Written by Jane Harris No Gravatar

We were stuck in Muang Ngoi  for three days.  Our arrival coincided with the Buddhist festival of Boun Makha Bu-sao and celebrations were in full swing. More significantly it coincided with a decision by village elders that Muang Ngoi was being plagued by bad souls or ghosts of which it had to be purged.  The last time this happened was three years ago.

Purging involved tying a string around the perimeter of the village that could not be crossed in either direction until the ghosts had been eliminated.  The string was to go up at 3.00pm on Saturday so we were sure to return from our walk in the paddy fields a good hour before that.  Unfortunately when we got to the village boundary the string had been put up early.

We were told that crossing it would be impossible so began to anticipate a night with one of the local hill tribes.  Then, after some discussion, we were told that it might be possible to pass after all if we were to pay, say, 20,000 KIPS to those guarding it (around £2) by way of a donation to Buddha.  Now this was a little confusing.  The purging wasn’t actually a Buddhist ceremony – although to be fair the local monks were assisting with it – so why were we paying Buddha?  And if we were paying Buddha why couldn’t we take the money directly to the temple? But we paid all the same.  Well you do when you’ve got an AK-47 in your face don’t you?

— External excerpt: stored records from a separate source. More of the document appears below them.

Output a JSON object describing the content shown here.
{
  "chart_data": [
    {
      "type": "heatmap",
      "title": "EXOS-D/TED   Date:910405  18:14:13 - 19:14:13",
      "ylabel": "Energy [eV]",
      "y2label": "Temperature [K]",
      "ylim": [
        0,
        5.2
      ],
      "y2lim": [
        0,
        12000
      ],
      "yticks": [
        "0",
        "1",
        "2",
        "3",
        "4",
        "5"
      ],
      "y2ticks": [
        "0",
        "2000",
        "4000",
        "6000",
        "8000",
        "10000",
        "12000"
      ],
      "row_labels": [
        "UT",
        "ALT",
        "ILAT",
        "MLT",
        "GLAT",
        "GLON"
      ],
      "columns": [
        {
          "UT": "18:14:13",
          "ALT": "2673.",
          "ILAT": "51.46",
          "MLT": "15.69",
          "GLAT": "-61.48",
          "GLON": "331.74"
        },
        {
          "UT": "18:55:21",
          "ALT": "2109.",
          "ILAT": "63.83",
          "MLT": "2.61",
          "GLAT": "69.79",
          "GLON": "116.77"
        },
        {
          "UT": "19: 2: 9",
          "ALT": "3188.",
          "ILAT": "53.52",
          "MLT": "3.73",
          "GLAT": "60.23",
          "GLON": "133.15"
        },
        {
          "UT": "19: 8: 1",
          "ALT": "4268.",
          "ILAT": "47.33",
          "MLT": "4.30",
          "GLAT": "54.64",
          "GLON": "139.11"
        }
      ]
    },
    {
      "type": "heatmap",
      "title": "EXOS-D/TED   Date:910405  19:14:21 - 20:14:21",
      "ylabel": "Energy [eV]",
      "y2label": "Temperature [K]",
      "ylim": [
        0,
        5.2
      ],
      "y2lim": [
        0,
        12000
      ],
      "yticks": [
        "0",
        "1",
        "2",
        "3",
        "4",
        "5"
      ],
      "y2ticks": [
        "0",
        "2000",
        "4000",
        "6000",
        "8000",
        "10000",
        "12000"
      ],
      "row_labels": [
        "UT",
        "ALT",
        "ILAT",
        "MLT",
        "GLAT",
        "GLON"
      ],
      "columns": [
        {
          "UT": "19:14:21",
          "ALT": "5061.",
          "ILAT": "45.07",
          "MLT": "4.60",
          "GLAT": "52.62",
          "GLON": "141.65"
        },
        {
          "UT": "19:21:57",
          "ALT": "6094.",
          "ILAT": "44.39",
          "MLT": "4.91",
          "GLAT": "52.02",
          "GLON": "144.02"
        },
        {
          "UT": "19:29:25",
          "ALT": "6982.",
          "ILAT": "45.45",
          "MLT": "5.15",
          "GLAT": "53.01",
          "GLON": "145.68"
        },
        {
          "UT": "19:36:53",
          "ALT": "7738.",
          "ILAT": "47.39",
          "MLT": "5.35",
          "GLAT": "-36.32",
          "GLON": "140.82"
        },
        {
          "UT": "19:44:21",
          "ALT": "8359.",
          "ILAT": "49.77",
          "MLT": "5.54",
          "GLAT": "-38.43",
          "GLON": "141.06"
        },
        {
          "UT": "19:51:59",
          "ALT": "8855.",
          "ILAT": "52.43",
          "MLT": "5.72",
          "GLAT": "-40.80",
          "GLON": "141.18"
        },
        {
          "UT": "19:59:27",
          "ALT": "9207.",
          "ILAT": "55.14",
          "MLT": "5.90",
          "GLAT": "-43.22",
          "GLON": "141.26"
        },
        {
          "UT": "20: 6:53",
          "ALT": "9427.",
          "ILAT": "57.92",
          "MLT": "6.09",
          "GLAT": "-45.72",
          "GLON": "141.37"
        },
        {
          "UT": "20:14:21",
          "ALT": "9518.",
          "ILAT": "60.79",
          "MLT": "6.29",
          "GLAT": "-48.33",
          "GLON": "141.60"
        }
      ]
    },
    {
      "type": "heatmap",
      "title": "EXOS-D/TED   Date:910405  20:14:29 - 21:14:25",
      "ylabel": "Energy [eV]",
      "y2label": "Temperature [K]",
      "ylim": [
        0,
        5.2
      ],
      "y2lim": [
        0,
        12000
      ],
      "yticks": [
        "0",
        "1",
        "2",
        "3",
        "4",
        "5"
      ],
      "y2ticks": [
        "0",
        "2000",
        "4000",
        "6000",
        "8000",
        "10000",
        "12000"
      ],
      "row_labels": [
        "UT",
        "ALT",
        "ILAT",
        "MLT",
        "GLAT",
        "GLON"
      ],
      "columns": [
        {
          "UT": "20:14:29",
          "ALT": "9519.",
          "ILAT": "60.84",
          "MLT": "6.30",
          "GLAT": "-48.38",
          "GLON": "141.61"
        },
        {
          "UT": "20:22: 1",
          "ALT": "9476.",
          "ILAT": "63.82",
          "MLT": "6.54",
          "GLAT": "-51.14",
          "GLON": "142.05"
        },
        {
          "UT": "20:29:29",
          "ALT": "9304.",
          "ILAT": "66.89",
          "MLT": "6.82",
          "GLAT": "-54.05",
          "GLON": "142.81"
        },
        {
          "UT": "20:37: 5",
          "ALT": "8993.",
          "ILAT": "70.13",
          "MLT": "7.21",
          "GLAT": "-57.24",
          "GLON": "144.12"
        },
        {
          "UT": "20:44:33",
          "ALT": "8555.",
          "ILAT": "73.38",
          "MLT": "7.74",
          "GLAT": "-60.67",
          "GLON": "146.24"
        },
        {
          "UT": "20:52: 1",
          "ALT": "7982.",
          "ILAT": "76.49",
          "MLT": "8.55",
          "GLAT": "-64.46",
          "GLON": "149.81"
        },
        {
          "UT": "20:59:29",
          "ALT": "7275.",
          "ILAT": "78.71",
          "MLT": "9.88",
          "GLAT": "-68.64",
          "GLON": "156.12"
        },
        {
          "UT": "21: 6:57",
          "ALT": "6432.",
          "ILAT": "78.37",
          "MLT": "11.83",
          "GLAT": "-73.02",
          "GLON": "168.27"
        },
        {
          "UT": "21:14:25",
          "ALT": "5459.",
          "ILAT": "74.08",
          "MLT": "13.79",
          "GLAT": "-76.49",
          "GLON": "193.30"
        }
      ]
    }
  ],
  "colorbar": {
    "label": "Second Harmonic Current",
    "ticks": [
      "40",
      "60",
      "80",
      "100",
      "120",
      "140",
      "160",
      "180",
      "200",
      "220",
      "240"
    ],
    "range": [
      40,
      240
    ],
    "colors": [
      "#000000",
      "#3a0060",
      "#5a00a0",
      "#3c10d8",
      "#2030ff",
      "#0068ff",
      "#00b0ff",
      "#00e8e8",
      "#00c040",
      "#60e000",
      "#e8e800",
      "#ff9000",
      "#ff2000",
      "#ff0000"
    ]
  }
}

Buddha obviously deemed our actions acceptable because we were allowed to return to our guesthouse on the understanding that we wouldn’t try to cross the line again.  Sitting on the river bank watching boats attempting to pull into the village later in the day I noticed that Buddha also deemed the loan of a transistor radio acceptable recompense for allowing a family from a neighbouring village to enter Muang Ngoi.  And he was more than happy for those making the weekly Beer Lao delivery to cross the line unchecked.

Hauled up in the village we thought we’d take our guesthouse up on its offer of massage but on enquiring we were told that it wasn’t possible at this time. One of the two masseurs was at the temple, the other drunk.  ‘It’s a strange time’ said our host nodding sagely.  So with little else to do we settled into a daily routine that involved watching the street (no not ‘Corrie’ – more hens than Duckworths I’m afraid) then walking its length to see what was happening at the wat.

On one occasion I witnessed what I think must have been the start of the purging ceremony.  Villagers had brought brooms, buckets and mops to the temple and were cheerfully tying themselves together with the end of the aforementioned string. The village has no electricity supply but an ancient looking generator had been cranked up by the monks to allow for a PA system of sorts to be created.  A voice boomed litanies and instructions to the attendant crowd of villagers. From my viewpoint behind the motor I felt a little like Dorothy when Toto reveals that the wizard is nothing but smoke and mirrors after all.

Still, I was more than a little relieved when we woke the next morning to news that the ghosts were gone. I packed my bags and was off as quickly as my ruby red slippers could carry me.